Verizon Launches Mobile Telehealth Clinics in Miami

 
 
By Brian T. Horowitz  |  Posted 2013-07-27 Email Print this article Print
 
 
 
 
 
 
 

The Verizon Foundation and Children's Health Fund are collaborating to bring mobile clinics to several cities, starting with a telehealth project in Miami.            

The Verizon Foundation and the Children's Health Fund have launched an initiative to bring mobile clinics throughout the United States, beginning with a telehealth project involving the University of Miami.

Announced on July 25, the initiative involves a mobile medical clinic connected to Verizon's 4G Long Term Extension (LTE) network. Verizon will also provide enterprise-grade routers and small antennas. Previously, generators and metal skins blocked the wireless signals on mobile health vehicles, according to Anthony Llompart, director of health care programs for Verizon Foundation, a division of Verizon that aims to solve problems in education, health care and energy management using technology.

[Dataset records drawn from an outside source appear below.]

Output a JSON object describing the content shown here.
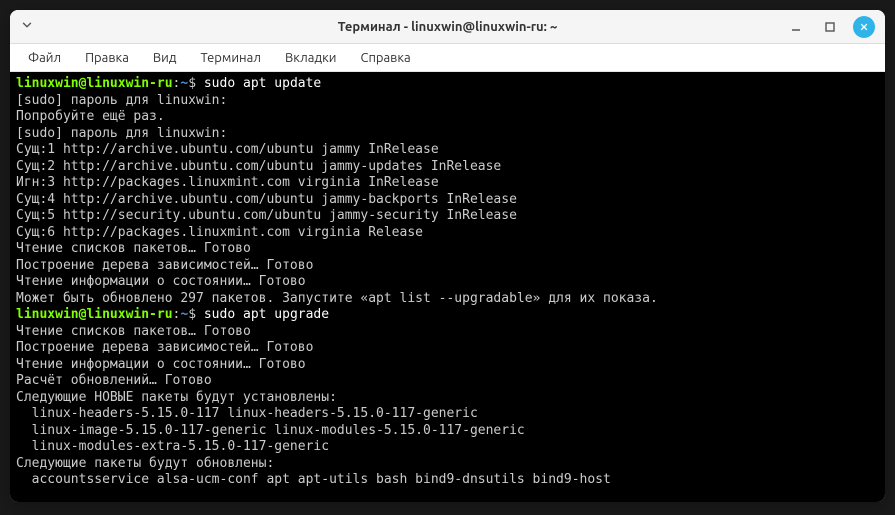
{
  "window": {
    "title": "Терминал - linuxwin@linuxwin-ru: ~"
  },
  "menu": {
    "file": "Файл",
    "edit": "Правка",
    "view": "Вид",
    "terminal": "Терминал",
    "tabs": "Вкладки",
    "help": "Справка"
  },
  "prompt": {
    "user_host": "linuxwin@linuxwin-ru",
    "colon": ":",
    "path": "~",
    "symbol": "$"
  },
  "commands": {
    "cmd1": "sudo apt update",
    "cmd2": "sudo apt upgrade"
  },
  "output": {
    "l1": "[sudo] пароль для linuxwin:",
    "l2": "Попробуйте ещё раз.",
    "l3": "[sudo] пароль для linuxwin:",
    "l4": "Сущ:1 http://archive.ubuntu.com/ubuntu jammy InRelease",
    "l5": "Сущ:2 http://archive.ubuntu.com/ubuntu jammy-updates InRelease",
    "l6": "Игн:3 http://packages.linuxmint.com virginia InRelease",
    "l7": "Сущ:4 http://archive.ubuntu.com/ubuntu jammy-backports InRelease",
    "l8": "Сущ:5 http://security.ubuntu.com/ubuntu jammy-security InRelease",
    "l9": "Сущ:6 http://packages.linuxmint.com virginia Release",
    "l10": "Чтение списков пакетов… Готово",
    "l11": "Построение дерева зависимостей… Готово",
    "l12": "Чтение информации о состоянии… Готово",
    "l13": "Может быть обновлено 297 пакетов. Запустите «apt list --upgradable» для их показа.",
    "l14": "Чтение списков пакетов… Готово",
    "l15": "Построение дерева зависимостей… Готово",
    "l16": "Чтение информации о состоянии… Готово",
    "l17": "Расчёт обновлений… Готово",
    "l18": "Следующие НОВЫЕ пакеты будут установлены:",
    "l19": "  linux-headers-5.15.0-117 linux-headers-5.15.0-117-generic",
    "l20": "  linux-image-5.15.0-117-generic linux-modules-5.15.0-117-generic",
    "l21": "  linux-modules-extra-5.15.0-117-generic",
    "l22": "Следующие пакеты будут обновлены:",
    "l23": "  accountsservice alsa-ucm-conf apt apt-utils bash bind9-dnsutils bind9-host"
  }
}
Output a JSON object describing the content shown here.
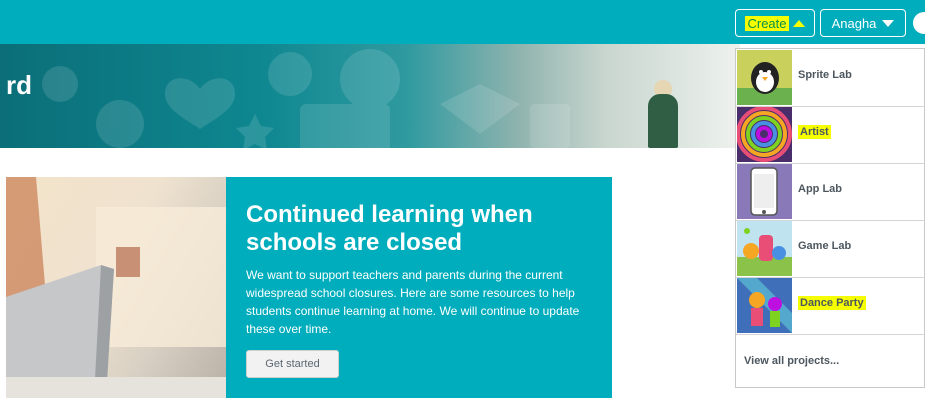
{
  "header": {
    "create_label": "Create",
    "user_name": "Anagha"
  },
  "hero": {
    "title_fragment": "rd"
  },
  "card": {
    "heading": "Continued learning when schools are closed",
    "body": "We want to support teachers and parents during the current widespread school closures. Here are some resources to help students continue learning at home. We will continue to update these over time.",
    "button_label": "Get started"
  },
  "create_menu": {
    "items": [
      {
        "label": "Sprite Lab",
        "icon": "sprite-lab-thumbnail"
      },
      {
        "label": "Artist",
        "icon": "artist-thumbnail"
      },
      {
        "label": "App Lab",
        "icon": "app-lab-thumbnail"
      },
      {
        "label": "Game Lab",
        "icon": "game-lab-thumbnail"
      },
      {
        "label": "Dance Party",
        "icon": "dance-party-thumbnail"
      }
    ],
    "view_all": "View all projects..."
  },
  "colors": {
    "brand_teal": "#00adbc",
    "highlight": "#f6ff00"
  }
}
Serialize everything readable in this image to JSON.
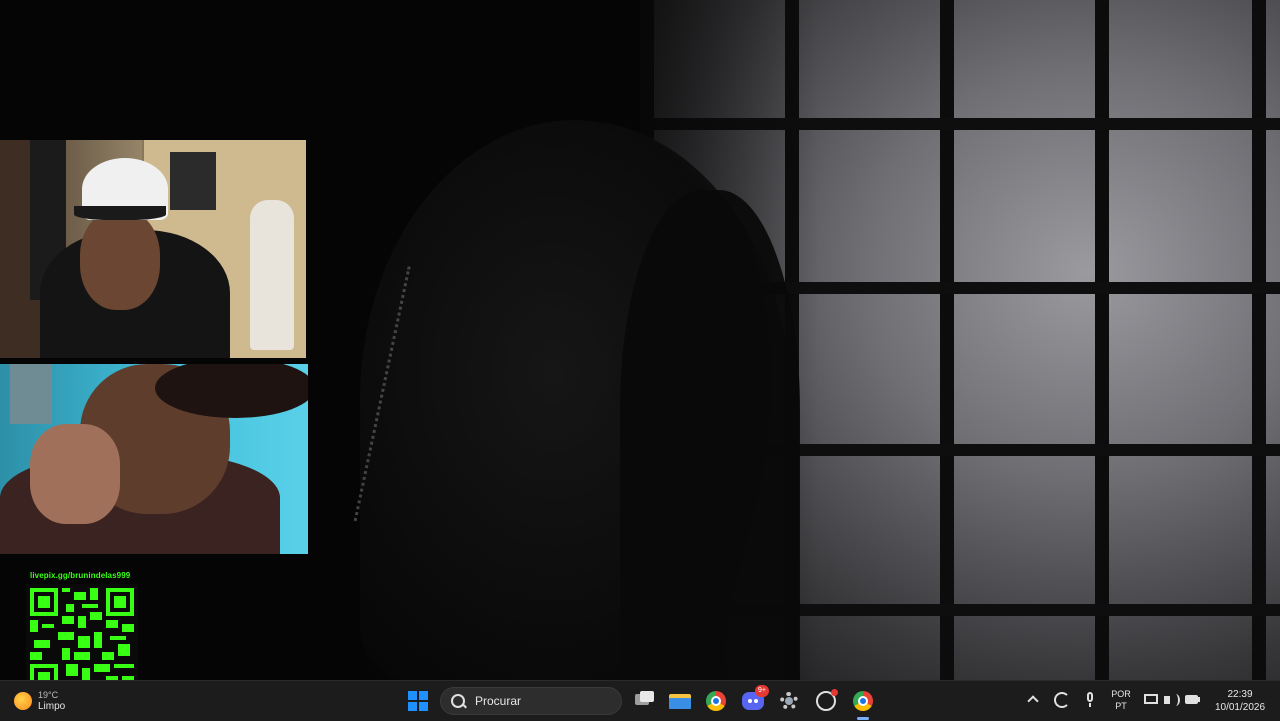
{
  "livepix": {
    "url": "livepix.gg/brunindelas999"
  },
  "weather": {
    "temp": "19°C",
    "condition": "Limpo",
    "icon": "sun-icon"
  },
  "taskbar": {
    "search_placeholder": "Procurar",
    "discord_badge": "9+",
    "language": {
      "line1": "POR",
      "line2": "PT"
    },
    "time": "22:39",
    "date": "10/01/2026"
  },
  "colors": {
    "livepix_green": "#39ff14",
    "start_blue": "#1e90ff",
    "taskbar_bg": "#1c1c1c"
  }
}
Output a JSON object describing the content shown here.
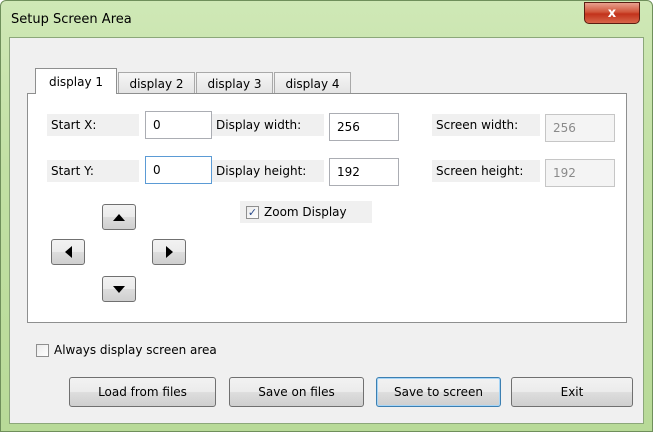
{
  "window": {
    "title": "Setup Screen Area",
    "close_glyph": "x"
  },
  "tabs": [
    {
      "label": "display 1",
      "active": true
    },
    {
      "label": "display 2",
      "active": false
    },
    {
      "label": "display 3",
      "active": false
    },
    {
      "label": "display 4",
      "active": false
    }
  ],
  "form": {
    "start_x": {
      "label": "Start X:",
      "value": "0"
    },
    "start_y": {
      "label": "Start Y:",
      "value": "0"
    },
    "display_width": {
      "label": "Display width:",
      "value": "256"
    },
    "display_height": {
      "label": "Display height:",
      "value": "192"
    },
    "screen_width": {
      "label": "Screen width:",
      "value": "256"
    },
    "screen_height": {
      "label": "Screen height:",
      "value": "192"
    },
    "zoom_display": {
      "label": "Zoom Display",
      "checked": true
    }
  },
  "arrows": {
    "up": "up-arrow-icon",
    "down": "down-arrow-icon",
    "left": "left-arrow-icon",
    "right": "right-arrow-icon"
  },
  "always_display": {
    "label": "Always display screen area",
    "checked": false
  },
  "buttons": {
    "load": "Load from files",
    "save_files": "Save on files",
    "save_screen": "Save to screen",
    "exit": "Exit"
  },
  "colors": {
    "frame": "#c2e0a4",
    "close": "#c2321b",
    "default_button_border": "#3c7fb1"
  }
}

The project, which started in late 2012, provides a way for children who lack access to health care due to socioeconomic and geographic circumstances to connect with University of Miami doctors and clinicians over a 4G LTE broadband connection, according to Verizon.

In addition, 4G LTE will allow University of Miami doctors and clinicians to access EHRs in real time, Verizon said.

"For many families, a long trip to a doctor means a day without work for the parent and puts their paycheck, and potentially their employment, at risk," Dr. Lisa Gwynn, medical director of the pediatric mobile clinic and assistant professor of pediatrics at the Miller School, said in a statement. "As a result, medical conditions that could be prevented or cured are left untreated, and the only health care many of these children receive is at the emergency room."

In Miami the mobile medical clinic will use the University of Miami's telehealth program. The program will provide access to specialists on certain days, including dermatologists, cardiologists, endocrinologists and nutrition experts. Through secure live video conferencing, University of Miami physicians and staff will be able to monitor patients' vital signs, perform advanced screenings and observe patients virtually in real time, Llompart said.

"This telemedicine system is much more than a video chat," Daniel Armstrong, executive vice chair of the department of pediatrics at the University of Miami Miller School of Medicine, said in a statement. "It allows our health care providers to not only see and interact with patients via live video, but also to monitor vital signs; perform advanced screenings and tests; and observe their outcomes—all in real time."

Founded in 1987 by singer/songwriter Paul Simon and pediatrician/advocate Irwin Redlener, the Children's Health Fund provides mobile-based health care to homeless and low-income children and their families.

Verizon and the Children's Health Fund plan to roll out additional health IT projects in Dallas, Detroit, Phoenix, New York and San Francisco.

"Children's Health Fund has been operating mobile medical clinics for 26 years, but these sophisticated technology upgrades from Verizon are helping us to create the next generation of mobile care, with real-time connectivity that enables doctors, patients and resources at our hospital affiliates like the University of Miami Miller School of Medicine to communicate like never before," Jeb Weisman, CIO for the Children's Health Fund, said in a statement.

"Technology supporting telemedicine is not new, but this Verizon 4G LTE solution enables the University of Miami Miller School of Medicine and Children's Health Fund pediatric mobile clinic to deliver critical specialty care to needy children and their families—care they would normally find difficult to receive because of geographic or financial reasons," Verizon's Llompart said in a statement. "This levels health care access and quality for these families and makes the partnership ideal for Verizon's Innovative Healthcare Initiative."

Telehealth is a becoming more of an accepted alternative to in-person office visits. About 17 million U.S. broadband households, or 1 in 5, say they would participate in a live chat with health experts, according to a July 23 report by research firm Parks Associates. In addition, 74 percent of consumers are willing to participate in telehealth sessions, revealed a March 4 Cisco survey carried out by research firm InsightExpress.